Organizers put so much emphasis on school structure and small details of the reorganization that the caliber of teaching became secondary.

At Liberty, for example, Principal Gregg O’Mara says E3 kept pressing him to make the small schools more independent from one another. Partly for that reason, the school reorganized twice in the past four years. Starting this fall, he says, Liberty will focus on getting every teacher to collaborate with colleagues on better teaching and student outcomes.

Leadership also has been a problem. Top-notch schools typically require top-notch principals. But school districts cannot afford to pay multiple principals at one high school the same high salary as they pay the principal of a big high school.

As a result, many small high schools are run by lower-paid, less-experienced administrators. That has led to high turnover, and at some schools, confusion among teachers and students about who is in charge.

In addition, E3 has not been clear about the results it wants from small schools. There are no performance targets or timelines for schools, and the group has not defined what makes a student “college ready.”

E3 leaders admit they were naive about how easy change would be. They learned the hard way that they can’t overhaul schools without more backing from superintendents and district administrators. They also are providing more teacher training, particularly in reading and math.

Despite disappointing results, small-school champions maintain that the strategy will pay off.

Portland Superintendent Carole Smith points to test score improvements at some of the academies as evidence that many students are thriving in a more intimate setting.

“We definitely need different environments to meet the needs of different kids,” she says.

Tamara Snook, this year’s valedictorian at Marshall’s Renaissance Arts Academy, has attended big high schools here and elsewhere. She transferred to Renaissance as a freshman and recalls how teachers told her mother about her hard work. An art teacher introduced her to other smart kids. Senior year, Snook took college math at Portland Community College.

“I felt that all these people care. They actually want to get to know you,” she says.

At Liberty, results are on an upward trajectory. After the school created a freshman academy last fall, the percentage of freshmen passing all core classes increased to 76 percent this year, from 63 percent last year. More seniors graduated with good grades and college-prep courses this year than ever before.

Gloria Miranda graduated Saturday from Liberty’s human-services academy. Its focus enabled her to spend two periods a day working at the school’s day-care center and researching child development, which she says kept her on track for college and a teaching career. But senior year, she ended her school day about noon to work at Baskin-Robbins. She’s unsure how well she’ll compete at Portland State this fall.

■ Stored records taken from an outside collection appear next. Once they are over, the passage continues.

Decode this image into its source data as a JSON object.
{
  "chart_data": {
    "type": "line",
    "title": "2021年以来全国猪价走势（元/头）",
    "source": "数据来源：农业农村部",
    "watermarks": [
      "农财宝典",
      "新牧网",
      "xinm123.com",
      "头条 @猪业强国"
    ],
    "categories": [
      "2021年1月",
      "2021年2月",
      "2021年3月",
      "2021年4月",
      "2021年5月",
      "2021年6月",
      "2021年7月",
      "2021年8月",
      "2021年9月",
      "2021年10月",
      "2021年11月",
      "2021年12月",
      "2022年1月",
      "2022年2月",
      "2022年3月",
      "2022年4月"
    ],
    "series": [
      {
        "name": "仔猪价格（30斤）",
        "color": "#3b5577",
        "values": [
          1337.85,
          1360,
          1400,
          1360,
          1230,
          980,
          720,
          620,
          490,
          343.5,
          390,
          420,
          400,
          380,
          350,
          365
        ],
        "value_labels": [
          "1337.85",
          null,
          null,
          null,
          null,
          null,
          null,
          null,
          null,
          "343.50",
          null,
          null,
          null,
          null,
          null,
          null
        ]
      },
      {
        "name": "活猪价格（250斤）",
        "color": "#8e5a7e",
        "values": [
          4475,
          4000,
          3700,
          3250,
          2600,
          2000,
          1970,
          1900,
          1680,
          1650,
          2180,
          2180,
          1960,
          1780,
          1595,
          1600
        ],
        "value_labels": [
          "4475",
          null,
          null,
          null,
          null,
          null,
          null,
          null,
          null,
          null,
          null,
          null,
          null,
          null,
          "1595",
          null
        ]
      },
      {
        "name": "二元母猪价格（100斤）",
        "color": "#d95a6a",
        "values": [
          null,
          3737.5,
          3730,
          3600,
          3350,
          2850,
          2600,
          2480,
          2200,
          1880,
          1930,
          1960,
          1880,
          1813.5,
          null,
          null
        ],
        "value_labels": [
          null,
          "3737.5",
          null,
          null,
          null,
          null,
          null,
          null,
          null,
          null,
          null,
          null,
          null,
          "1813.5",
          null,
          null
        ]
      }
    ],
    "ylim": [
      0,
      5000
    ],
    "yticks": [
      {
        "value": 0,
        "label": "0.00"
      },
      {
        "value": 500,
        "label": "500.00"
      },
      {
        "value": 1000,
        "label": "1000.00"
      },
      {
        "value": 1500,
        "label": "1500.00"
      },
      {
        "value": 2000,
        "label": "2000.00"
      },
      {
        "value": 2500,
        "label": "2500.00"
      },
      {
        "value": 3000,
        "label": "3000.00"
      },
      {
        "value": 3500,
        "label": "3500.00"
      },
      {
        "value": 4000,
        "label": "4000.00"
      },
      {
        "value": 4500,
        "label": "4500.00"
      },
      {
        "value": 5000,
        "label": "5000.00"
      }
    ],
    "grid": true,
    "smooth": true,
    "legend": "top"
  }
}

Some small schools are changing their approach based on what’s worked and what hasn’t.

When Ed Bear took over as principal of Marshall’s BizTech last fall, he required freshmen to take 90 minutes of math and language arts every day. He’ll up the ante to require 90 minutes of language arts for sophomores starting in the fall.

“We’re in a place to be successful, but a lot of work needs to get done,” he says.

Change can’t come soon enough for Russell Lewis, 18, who dropped out of BizTech in his junior year and works at McDonald’s. He’s studying to get his GED.

He admits that he didn’t do his homework at Marshall but wishes that teachers had pressured him more before he started failing classes.

“My little brother’s in seventh grade, and I don’t want him to have to go through what I did,” Lewis says. “I hope that it’ll get better.”